There may be a significant social divide in parenting responsibilities, but that doesn’t mean that this division is inevitable or biological.
The imbalance of emotional labor between moms and dads is shifting. Dads now are taking far more active roles in parenting than in previous generations, and there are stand-up (and stand-out) dads in every generation, but there are still some duties that fall much more heavily on moms.
In fact, moms report far more sleep disturbance than dads in the first six years of parenthood, and especially in the first months with a new baby, but the latest studies show that there’s no natural-born inability in men to wake when babies cry.
“Dads Just Sleep Heavier”

Many of us have heard this as though it’s an existential truth, from our mothers, from our friends, even from nurses and pediatricians.
It’s deeply ingrained that waking up with the baby (even if it’s not to nurse) is just something moms do, even if both parents also work, and even if the mom is also responsible for the bulk of daytime childcare.
If you spend much time at all listening to new moms talking about their experiences, asking for advice, venting, and sharing, whether it’s in person among friends, in online forums, or even in advice columns, you’ll encounter the same complaint in a variety of forms:
“My husband can’t hear the baby monitor, even when it’s on his side.”
“My husband says he’ll take a turn with the baby, but he doesn’t wake up when she cries, and it’s easier to get up with her myself than to wake him.”
“My husband and I are disagreeing about how to balance night feedings.”
The answers roll in. Inevitably, a lot of replies will claim that men just aren’t biologically wired to wake up when their babies cry, and others will place the responsibility on the mother, assuring her it’s her responsibility to wake her husband to take his turn at night parenting.
How much is this affecting parental well-being?
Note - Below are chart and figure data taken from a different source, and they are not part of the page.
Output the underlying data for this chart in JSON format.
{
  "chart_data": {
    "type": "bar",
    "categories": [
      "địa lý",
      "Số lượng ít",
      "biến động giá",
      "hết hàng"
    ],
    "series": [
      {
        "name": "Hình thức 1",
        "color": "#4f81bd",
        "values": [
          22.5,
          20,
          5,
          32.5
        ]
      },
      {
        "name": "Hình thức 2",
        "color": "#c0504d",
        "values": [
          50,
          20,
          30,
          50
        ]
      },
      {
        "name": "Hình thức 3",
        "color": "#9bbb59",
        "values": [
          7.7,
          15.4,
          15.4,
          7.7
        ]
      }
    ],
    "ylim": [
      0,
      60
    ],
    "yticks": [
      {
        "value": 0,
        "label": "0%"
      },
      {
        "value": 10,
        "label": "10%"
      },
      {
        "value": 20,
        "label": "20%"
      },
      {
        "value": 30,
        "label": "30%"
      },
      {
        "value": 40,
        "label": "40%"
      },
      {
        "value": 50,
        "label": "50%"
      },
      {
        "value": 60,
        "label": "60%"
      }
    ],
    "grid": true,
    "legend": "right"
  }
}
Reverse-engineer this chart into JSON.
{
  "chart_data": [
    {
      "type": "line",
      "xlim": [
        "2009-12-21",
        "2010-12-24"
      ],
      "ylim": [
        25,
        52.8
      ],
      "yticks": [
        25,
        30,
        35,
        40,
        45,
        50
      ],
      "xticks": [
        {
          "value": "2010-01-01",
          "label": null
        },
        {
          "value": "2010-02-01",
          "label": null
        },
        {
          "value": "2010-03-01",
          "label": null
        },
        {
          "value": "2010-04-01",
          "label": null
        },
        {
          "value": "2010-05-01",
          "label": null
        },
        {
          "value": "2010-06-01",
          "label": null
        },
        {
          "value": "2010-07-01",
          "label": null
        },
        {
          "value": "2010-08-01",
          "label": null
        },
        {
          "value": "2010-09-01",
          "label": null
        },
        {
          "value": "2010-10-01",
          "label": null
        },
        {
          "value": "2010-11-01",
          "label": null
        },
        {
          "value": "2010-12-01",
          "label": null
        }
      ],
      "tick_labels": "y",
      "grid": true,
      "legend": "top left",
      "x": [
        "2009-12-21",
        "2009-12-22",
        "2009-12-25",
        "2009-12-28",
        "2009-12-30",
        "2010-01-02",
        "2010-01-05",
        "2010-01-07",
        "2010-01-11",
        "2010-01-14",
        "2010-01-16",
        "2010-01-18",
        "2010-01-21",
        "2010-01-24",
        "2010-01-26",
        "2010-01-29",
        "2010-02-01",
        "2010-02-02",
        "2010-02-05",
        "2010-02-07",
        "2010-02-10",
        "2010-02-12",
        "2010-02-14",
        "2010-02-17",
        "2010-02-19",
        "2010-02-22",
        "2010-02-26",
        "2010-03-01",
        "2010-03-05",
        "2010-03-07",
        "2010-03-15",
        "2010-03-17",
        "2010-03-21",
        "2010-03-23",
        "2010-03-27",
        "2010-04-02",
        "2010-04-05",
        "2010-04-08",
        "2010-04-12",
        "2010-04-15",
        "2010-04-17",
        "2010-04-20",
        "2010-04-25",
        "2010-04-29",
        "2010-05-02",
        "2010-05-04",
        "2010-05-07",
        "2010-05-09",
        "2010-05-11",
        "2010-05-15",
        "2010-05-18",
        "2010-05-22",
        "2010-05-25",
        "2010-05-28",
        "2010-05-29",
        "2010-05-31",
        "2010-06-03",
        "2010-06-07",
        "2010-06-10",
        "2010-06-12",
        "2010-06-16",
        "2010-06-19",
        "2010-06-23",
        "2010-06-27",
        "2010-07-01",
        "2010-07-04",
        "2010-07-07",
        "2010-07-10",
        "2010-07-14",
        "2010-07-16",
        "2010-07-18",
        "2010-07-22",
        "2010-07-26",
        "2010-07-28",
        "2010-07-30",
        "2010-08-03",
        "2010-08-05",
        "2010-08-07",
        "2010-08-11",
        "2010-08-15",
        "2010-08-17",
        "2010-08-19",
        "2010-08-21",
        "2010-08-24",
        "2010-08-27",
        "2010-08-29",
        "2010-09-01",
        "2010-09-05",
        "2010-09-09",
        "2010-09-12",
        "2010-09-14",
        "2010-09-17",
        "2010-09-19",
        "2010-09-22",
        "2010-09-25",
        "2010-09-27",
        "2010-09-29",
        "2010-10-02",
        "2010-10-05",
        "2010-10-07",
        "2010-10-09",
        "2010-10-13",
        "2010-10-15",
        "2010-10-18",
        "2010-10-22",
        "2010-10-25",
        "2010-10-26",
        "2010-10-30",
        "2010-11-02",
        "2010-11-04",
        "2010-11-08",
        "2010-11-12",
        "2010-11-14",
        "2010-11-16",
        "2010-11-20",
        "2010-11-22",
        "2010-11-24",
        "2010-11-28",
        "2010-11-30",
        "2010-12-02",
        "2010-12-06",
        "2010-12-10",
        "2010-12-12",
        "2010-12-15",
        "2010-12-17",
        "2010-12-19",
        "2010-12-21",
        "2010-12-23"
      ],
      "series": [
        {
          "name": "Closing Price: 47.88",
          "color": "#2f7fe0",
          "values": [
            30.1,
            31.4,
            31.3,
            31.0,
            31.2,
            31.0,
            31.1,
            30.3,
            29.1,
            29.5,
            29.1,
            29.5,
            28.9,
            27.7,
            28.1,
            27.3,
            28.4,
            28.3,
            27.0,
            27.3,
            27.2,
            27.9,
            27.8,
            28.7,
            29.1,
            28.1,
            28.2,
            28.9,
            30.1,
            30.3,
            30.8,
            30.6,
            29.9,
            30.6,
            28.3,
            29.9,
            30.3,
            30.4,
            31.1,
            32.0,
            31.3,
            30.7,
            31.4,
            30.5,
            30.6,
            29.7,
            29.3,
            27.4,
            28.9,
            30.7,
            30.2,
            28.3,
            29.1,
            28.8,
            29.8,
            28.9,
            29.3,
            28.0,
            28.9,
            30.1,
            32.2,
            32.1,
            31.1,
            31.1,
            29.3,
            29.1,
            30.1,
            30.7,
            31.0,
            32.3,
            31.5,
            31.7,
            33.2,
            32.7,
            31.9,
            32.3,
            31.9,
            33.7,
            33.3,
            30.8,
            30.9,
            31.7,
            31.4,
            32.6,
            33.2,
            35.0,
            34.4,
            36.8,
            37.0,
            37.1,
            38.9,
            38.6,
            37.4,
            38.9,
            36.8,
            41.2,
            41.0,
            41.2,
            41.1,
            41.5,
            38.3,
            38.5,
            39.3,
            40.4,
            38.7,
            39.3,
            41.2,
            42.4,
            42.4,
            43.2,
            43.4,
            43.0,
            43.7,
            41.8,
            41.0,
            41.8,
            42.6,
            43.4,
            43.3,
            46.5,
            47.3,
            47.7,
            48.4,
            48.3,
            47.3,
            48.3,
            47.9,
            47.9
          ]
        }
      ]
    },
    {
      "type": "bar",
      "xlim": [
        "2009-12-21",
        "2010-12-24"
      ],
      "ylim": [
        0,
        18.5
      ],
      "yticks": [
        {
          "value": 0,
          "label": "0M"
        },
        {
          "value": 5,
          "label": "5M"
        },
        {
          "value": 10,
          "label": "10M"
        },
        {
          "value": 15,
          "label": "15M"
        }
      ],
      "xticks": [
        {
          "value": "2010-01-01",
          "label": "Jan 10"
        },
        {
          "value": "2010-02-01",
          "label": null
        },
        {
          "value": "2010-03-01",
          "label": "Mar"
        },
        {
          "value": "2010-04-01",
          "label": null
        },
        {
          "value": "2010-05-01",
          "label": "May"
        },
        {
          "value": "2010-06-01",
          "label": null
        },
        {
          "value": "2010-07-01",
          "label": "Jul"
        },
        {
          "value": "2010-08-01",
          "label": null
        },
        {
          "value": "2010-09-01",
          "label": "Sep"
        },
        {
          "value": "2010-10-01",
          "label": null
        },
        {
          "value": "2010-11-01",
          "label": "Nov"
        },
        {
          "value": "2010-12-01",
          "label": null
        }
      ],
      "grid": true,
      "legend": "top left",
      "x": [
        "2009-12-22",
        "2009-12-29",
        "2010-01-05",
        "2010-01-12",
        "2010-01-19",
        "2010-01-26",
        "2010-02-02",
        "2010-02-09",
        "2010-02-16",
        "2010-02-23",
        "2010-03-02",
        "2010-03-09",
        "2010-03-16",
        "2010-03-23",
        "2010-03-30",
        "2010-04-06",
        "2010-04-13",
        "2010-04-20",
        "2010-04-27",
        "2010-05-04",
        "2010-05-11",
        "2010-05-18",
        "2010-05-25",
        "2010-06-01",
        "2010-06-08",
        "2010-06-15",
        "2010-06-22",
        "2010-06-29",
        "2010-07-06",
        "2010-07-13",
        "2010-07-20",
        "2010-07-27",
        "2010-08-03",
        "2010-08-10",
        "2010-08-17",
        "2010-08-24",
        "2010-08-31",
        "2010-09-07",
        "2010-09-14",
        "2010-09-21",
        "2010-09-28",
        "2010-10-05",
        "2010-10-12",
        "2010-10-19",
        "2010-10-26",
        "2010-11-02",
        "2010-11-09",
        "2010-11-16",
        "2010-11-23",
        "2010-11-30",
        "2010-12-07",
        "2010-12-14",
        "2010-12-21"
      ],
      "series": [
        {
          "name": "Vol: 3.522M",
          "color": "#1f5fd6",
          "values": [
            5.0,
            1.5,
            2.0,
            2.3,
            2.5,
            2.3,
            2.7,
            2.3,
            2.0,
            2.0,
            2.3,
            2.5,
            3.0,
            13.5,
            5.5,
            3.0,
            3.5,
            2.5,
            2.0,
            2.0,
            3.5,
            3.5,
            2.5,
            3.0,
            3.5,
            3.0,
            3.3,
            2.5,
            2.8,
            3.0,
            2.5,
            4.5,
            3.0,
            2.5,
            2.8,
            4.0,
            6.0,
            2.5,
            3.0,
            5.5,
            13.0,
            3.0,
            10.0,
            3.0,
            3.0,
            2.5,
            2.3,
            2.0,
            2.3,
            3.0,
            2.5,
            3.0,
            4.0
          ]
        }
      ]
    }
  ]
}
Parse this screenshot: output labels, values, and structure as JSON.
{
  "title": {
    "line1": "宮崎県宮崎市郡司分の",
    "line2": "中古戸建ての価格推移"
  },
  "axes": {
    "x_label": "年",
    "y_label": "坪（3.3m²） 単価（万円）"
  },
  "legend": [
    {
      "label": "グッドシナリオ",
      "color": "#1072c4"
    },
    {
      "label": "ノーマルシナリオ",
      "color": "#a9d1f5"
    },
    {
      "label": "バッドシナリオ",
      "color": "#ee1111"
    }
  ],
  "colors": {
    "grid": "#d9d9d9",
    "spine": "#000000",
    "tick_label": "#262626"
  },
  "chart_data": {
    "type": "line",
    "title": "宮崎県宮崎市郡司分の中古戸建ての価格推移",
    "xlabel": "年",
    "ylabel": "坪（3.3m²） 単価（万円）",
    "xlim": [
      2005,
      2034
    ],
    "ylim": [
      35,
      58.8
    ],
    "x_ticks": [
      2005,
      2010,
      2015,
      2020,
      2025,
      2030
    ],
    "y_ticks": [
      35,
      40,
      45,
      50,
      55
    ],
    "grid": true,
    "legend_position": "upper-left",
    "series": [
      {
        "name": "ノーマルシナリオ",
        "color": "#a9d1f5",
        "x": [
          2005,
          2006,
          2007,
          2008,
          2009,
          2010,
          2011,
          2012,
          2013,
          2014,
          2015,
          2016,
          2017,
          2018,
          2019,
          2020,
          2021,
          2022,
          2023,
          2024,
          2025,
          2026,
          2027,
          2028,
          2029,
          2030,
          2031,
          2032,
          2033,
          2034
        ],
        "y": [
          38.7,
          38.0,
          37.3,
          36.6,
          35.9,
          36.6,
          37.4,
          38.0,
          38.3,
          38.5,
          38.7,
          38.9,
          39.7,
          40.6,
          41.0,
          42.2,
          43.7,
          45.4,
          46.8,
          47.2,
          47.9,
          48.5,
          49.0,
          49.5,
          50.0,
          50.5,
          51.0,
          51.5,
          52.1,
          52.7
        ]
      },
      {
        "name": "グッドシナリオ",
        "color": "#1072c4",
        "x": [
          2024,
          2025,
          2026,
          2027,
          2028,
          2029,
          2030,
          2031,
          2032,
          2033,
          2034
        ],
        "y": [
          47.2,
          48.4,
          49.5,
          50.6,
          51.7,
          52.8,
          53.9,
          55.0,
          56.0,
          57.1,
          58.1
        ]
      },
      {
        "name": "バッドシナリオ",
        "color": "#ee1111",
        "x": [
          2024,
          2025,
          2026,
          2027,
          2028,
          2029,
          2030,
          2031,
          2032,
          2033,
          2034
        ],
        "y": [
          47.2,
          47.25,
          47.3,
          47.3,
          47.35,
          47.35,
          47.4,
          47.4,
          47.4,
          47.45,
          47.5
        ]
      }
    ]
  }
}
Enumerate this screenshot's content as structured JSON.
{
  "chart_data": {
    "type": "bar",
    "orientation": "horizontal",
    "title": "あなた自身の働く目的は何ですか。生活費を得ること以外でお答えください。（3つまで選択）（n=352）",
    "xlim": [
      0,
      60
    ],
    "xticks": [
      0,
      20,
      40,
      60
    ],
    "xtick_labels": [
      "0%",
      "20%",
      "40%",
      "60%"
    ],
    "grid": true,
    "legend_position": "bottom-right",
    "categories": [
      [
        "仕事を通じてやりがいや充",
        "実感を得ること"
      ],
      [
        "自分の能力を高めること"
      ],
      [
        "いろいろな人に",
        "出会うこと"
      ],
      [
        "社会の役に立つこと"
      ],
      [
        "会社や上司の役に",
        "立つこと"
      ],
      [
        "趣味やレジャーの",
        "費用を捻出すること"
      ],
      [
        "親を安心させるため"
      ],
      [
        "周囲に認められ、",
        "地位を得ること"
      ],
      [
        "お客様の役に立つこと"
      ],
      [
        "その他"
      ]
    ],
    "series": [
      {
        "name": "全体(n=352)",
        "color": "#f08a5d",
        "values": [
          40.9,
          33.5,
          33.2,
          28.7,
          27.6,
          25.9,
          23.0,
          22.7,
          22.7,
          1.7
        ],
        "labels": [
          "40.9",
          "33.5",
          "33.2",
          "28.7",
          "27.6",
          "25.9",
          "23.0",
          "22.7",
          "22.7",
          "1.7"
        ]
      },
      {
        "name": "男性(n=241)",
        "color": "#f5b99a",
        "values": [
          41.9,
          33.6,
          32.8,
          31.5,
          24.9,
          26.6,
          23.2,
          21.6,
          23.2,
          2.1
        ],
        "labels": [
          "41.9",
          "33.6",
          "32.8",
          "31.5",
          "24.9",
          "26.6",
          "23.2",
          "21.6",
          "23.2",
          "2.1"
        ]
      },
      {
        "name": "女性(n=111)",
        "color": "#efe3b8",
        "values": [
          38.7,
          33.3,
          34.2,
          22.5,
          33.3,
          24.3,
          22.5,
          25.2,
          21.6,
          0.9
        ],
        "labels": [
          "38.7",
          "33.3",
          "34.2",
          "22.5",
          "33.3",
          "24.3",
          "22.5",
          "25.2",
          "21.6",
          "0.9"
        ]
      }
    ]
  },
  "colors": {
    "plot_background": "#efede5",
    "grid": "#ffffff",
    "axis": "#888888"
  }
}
One study in 2021 found that mothers reported about four times as much sleep loss per night compared to fathers (on average, 62 minutes compared to 13) in the first three months postpartum, and the disparity continues to some degree through a child’s 12th year.
Brain Imaging Shows Dads Do Hear, Then They Dismiss The Sound
Okay, women are more likely to react to the quietest sounds, but only by a slim margin, according to the study published by the American Psychological Association. They’re 14% more likely to hear whisper-level sounds during sleep.
Once the sound volume is increased, men and women wake equally, but women are three times as likely to get up and check on the baby.
The study found “some evidence for equal sharing” in 23% of the couples in the dataset.
Overall, though, the data seems to indicate that while men and women both hear the sounds an infant makes when waking in the night, in most households, the mother gets up and handles the situation, while the father goes back to sleep.
Biology, Or Socialization?

In a species that nurses its young, it’s understandable that there would be some normalization of the nursing parent taking the primary caregiver role, including through the night.
However, that doesn’t hold up when society has had baby formula and breast pumps for generations, and when the sleep disruption disparity continues long past nursing age. If the disparity was built on feeding needs, the difference wouldn’t persist as children are weaned off of nighttime feedings, and certainly not into school age!
That 23% of households where the nighttime split is more equitable also helps prove that this role doesn’t have to be gendered.
Moms do a majority of the nighttime parenting, but that doesn’t have to be the case.
Is This A Blame Thing?
It’s easy (especially when you’re overtired and maybe a little frustrated with other incidents of weaponized incompetence) to read this study’s conclusions as a condemnation of male parenting.
To do so, however, is an oversimplification that does further injustice to parents of any gender and to their children.
Instead, what we can take from the study is that dads are capable of stepping up and sharing the parenting duties at night. Some of them are already doing it.
Just because dads sleeping through the night while moms keep juggling 24-hour parenting duty has become a norm, doesn’t mean that it has to stay that way.
It starts with changing our expectations, and how we talk about parenting and childcare — and yes, we need more dads to step up.
Every family will have to develop their routines, and this will include factors like work schedules, the needs of other children, and individual abilities. The goal, though, is that one parent doesn’t end up shouldering an imbalanced portion of the invisible work, or of the sleep deprivation — and the science says that goal is achievable.